Portrait of Otto Mueller, Ernst Ludwig Kirchner, 1915

Ernst Ludwig Kirchner's portrait of the reclining Otto Mueller utilizes a variety of non-naturalistic colors and a crude drawing technique to achieve an image that feels as if it's in motion. Otto's slim green suit is rendered in impatient dashes contrasting the intense fixation on representing every crevice of his face. The usage of woodblock printmaking in Kirchner's practice exists as more than a tool, the texture of the carved wood is evident in the compositional space and addresses Kirchner's interest in representing modern life authentically through considering the Gesamtkunstwerk or the 'all-embracing art form'. These techniques would become the standard for the early German expressionist group Die Brucke (The Bridge) of which Kirchner was a founding member, until the groups' disbandment in 1913. The Gesamtkunstwerk was a central ideal to the creative practices of many members of Die Brucke interested in creating the clearest and most profound expression through the blending of then dominant schools of impressionist and post-impressionist styles and the revival of German Gothic woodcut printmaking amidst rapid industrialization and the rise of the cosmopolitan Berlin.
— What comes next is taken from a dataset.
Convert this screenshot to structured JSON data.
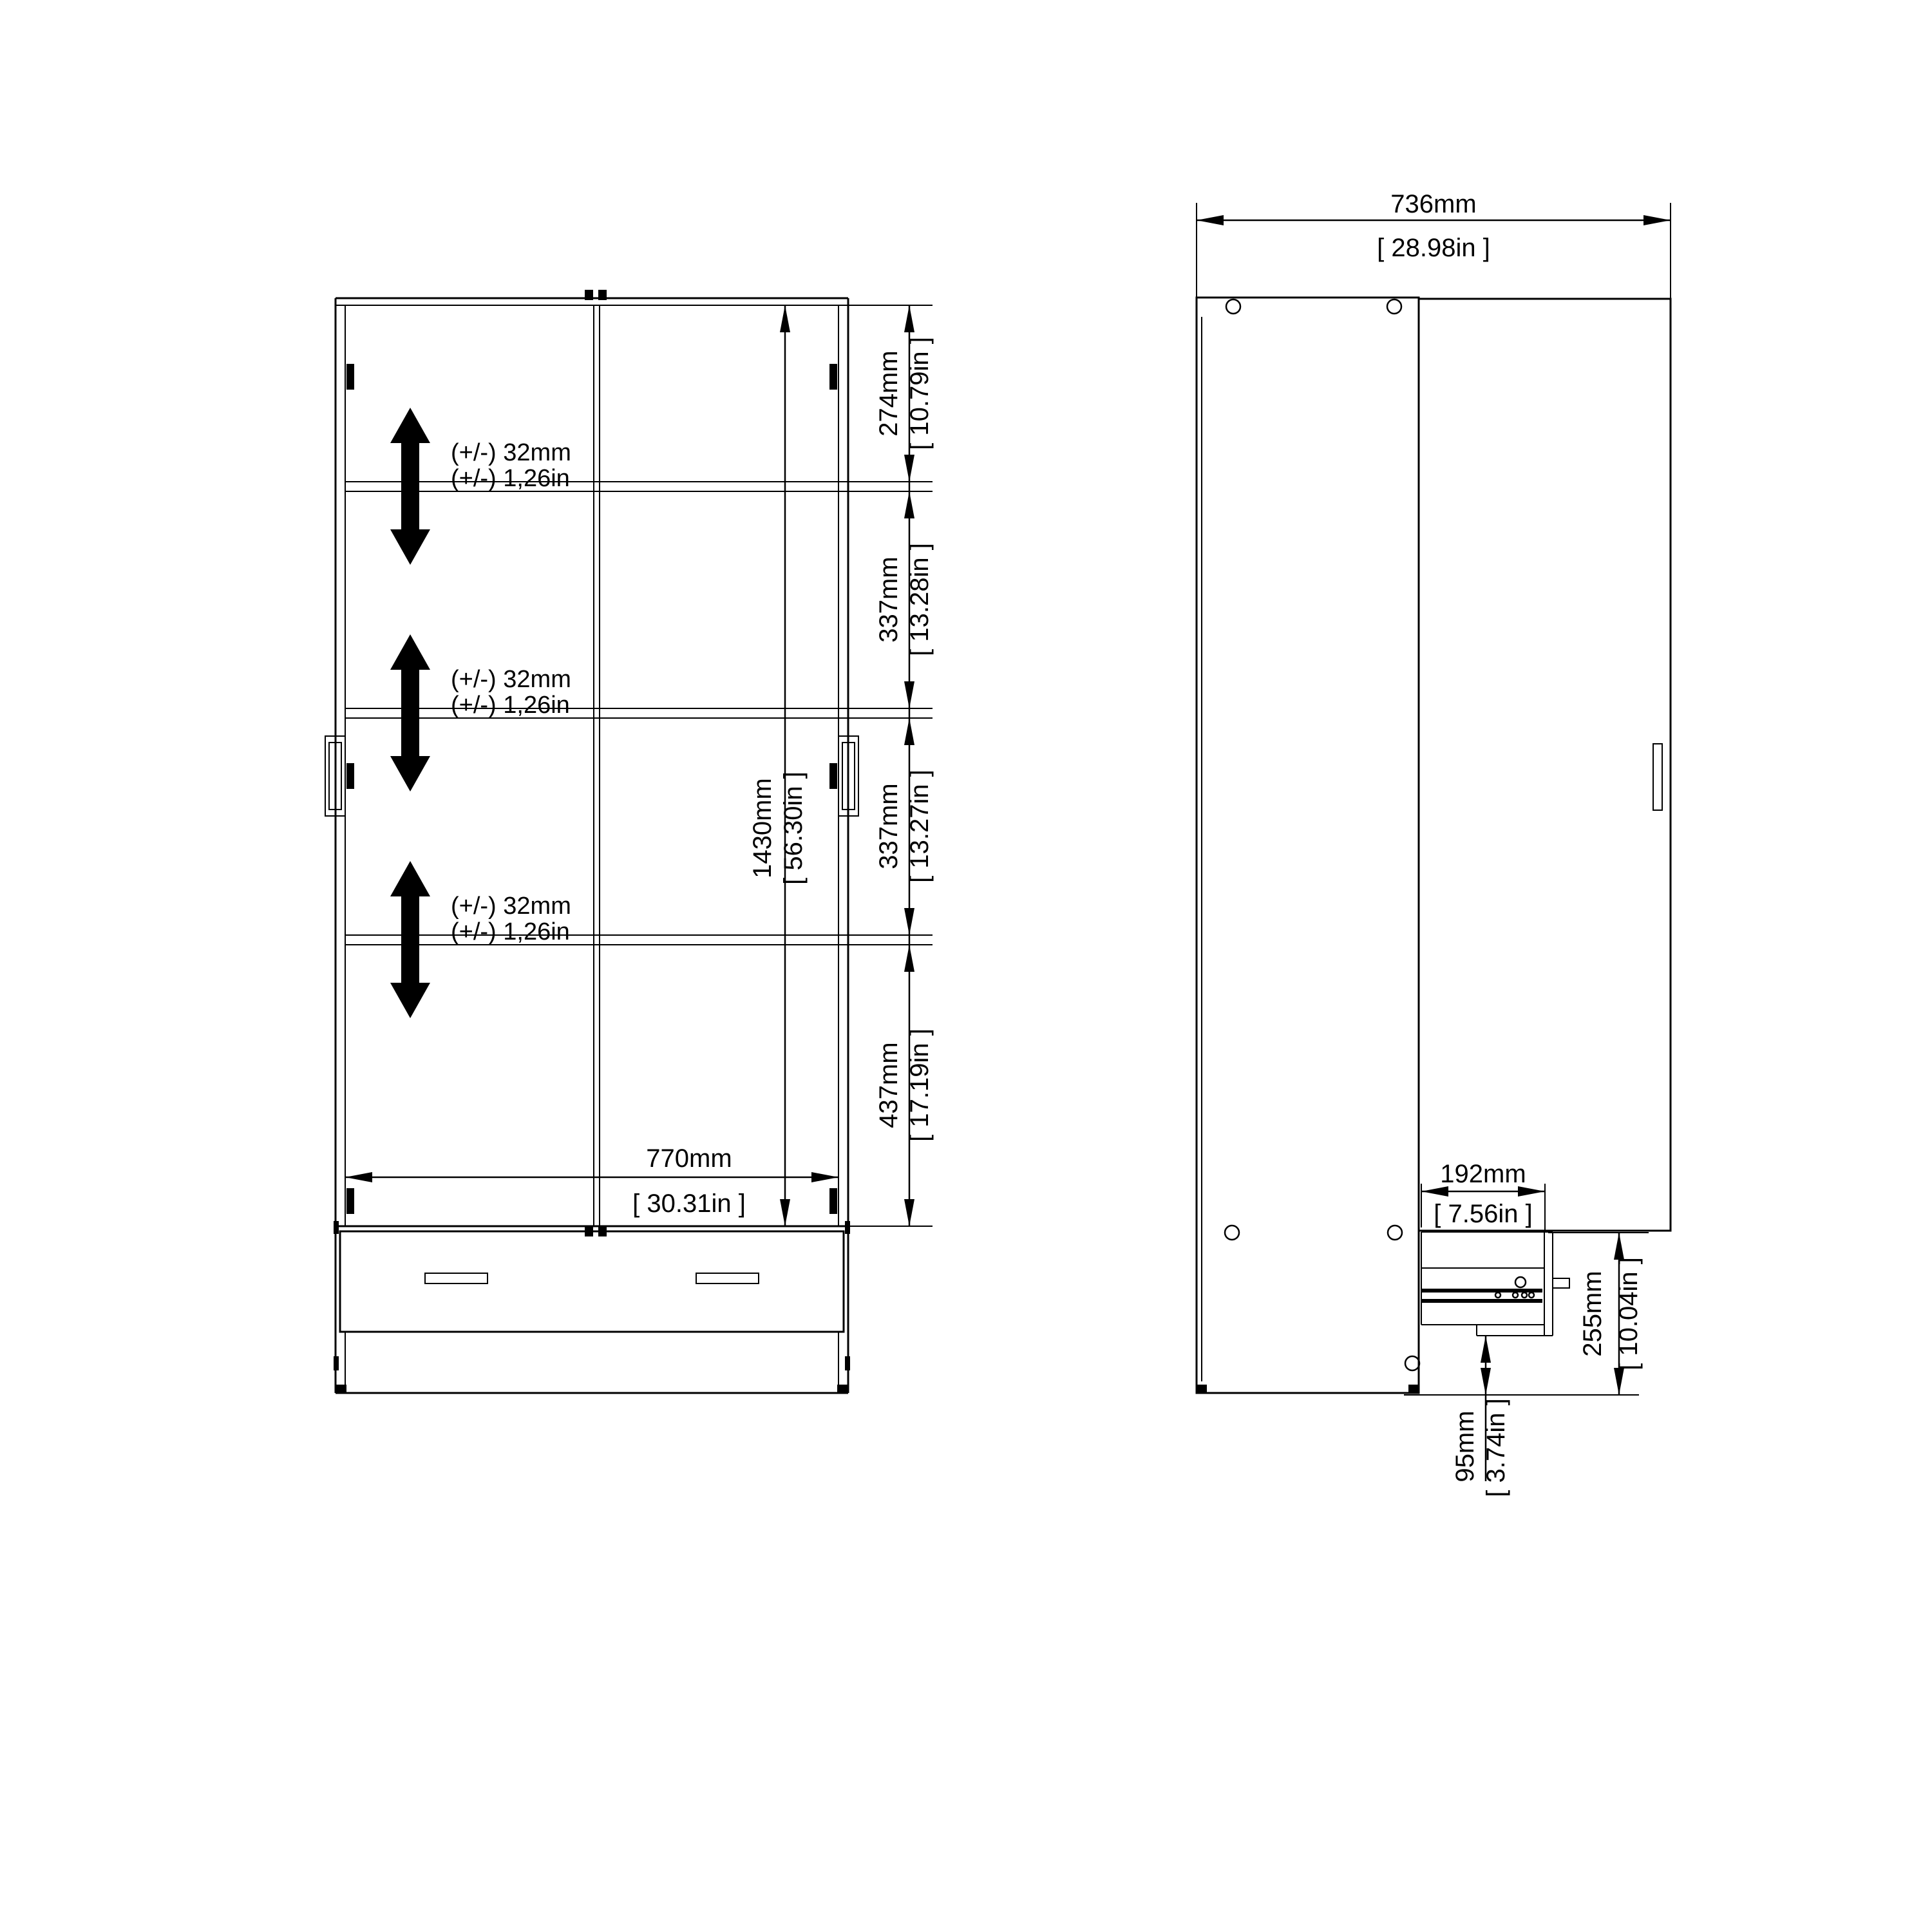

Kirchner's subject matter shifted drastically in 1918 after spending several years resigned to roaming Swiss sanitoriums he fled from the urban scene in entirety, creating genre works that documented the daily lives of the Swiss Alps rural communities, such as the triptych "Life in the Alps". Reminiscent of Northern Renaissance artists like Pieter Bruegel or the Limbourg Brothers.